A couple of things to keep in mind with the 1540 Room. This is not trying to be what anyone would characterize as “Fine Dining.” This is more elevated dining that is a little more comfortable in its approach. Just because it sits in a beautifully renovated dining room inside of a beautifully renovated historic hotel does not mean that they are going for ‘James Bond’ stuffy. In fact, I am told that guests calling for reservations are going to have this fact explained to them. The vision for the 1540 Room is energetic and approachable. For the sake of comparison, those of you who have dined at Atlantic. Would you consider that fine dining? Not at all. It’s quality food in a great atmosphere. It may actually get loud in there. Although I’m told The DeSoto is addressing that issue already.

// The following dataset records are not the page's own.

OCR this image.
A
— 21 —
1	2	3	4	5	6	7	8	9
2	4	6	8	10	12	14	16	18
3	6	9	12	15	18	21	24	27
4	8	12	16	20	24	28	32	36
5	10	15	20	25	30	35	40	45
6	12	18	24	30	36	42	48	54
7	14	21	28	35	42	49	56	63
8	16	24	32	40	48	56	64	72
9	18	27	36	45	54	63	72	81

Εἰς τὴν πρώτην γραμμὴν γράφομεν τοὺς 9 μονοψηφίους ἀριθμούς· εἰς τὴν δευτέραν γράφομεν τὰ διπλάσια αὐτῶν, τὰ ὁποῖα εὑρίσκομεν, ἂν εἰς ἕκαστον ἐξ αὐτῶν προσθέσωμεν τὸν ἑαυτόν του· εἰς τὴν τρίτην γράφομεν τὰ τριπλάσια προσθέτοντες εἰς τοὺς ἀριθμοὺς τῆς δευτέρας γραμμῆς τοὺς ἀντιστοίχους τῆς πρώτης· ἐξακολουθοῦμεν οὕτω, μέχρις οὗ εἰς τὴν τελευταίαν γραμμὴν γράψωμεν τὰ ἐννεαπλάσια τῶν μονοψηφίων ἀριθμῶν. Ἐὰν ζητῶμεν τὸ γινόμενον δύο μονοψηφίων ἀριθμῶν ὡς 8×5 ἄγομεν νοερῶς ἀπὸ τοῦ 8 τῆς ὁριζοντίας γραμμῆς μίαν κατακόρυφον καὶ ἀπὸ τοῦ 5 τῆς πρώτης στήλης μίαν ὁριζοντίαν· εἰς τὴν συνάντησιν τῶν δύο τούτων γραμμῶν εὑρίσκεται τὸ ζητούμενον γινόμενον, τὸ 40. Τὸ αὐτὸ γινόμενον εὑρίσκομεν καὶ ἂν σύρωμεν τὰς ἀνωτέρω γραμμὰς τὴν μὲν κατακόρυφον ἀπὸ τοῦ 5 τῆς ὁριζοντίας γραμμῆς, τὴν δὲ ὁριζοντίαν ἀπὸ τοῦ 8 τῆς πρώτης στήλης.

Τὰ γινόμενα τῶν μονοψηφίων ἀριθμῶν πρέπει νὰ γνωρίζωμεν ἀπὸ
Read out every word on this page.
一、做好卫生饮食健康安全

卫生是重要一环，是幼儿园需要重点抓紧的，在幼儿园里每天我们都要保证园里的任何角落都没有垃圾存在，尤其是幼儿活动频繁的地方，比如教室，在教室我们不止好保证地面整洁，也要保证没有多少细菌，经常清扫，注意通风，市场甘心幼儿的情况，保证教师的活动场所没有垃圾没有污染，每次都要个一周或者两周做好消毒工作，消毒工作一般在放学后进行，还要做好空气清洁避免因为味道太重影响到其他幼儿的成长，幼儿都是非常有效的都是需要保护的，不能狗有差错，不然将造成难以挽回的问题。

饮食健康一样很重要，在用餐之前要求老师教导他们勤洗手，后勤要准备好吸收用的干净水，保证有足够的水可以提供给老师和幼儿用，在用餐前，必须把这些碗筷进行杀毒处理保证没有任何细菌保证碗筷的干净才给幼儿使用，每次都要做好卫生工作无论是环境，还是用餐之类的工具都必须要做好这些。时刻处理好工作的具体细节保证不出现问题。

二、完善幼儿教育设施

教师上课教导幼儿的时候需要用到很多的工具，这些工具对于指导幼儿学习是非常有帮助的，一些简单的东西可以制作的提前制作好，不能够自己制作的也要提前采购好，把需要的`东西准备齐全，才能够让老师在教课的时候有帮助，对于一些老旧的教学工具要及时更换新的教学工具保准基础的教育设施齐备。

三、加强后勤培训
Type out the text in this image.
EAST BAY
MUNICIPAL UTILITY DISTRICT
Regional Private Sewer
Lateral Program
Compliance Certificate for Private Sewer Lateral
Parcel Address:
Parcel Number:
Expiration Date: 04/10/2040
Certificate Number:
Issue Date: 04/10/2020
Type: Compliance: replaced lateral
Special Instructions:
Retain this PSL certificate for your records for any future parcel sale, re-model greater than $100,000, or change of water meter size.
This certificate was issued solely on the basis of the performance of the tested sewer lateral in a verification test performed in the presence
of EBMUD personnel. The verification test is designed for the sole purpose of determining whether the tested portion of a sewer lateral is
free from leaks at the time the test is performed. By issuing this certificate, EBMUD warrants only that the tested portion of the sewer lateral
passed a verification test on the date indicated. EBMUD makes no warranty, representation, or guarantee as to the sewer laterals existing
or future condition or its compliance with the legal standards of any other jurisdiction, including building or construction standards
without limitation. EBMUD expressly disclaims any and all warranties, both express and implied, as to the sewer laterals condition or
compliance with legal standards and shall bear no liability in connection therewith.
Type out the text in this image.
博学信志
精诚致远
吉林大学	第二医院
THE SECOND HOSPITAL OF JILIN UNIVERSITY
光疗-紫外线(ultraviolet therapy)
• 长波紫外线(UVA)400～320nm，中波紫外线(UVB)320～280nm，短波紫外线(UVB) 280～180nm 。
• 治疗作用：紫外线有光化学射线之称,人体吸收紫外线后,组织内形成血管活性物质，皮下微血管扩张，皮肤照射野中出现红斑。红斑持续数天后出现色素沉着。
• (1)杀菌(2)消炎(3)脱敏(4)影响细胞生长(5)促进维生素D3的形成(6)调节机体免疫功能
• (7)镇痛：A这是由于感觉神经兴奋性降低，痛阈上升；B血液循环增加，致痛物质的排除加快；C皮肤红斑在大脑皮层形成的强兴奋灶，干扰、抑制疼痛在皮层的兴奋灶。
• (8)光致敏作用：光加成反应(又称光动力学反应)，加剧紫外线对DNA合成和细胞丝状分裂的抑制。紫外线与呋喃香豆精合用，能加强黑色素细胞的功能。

If you are looking a quiet, romantic white linen table cloth along with a $400 bottle of wine dinner, 1540 is not your spot. The wine list is smallish and the most expensive dish is under $30.00. There is a plan for a ‘community table’ standing area just off of the wide open kitchen to encourage people to enjoy a glass of wine and a small dish while they wait on their table for dinner. Capacity is only about 88. I expect 1540 to be full, regularly. And yes, considering it is now open-dinner only (as well as Sunday Brunch), I would recommend a reservation.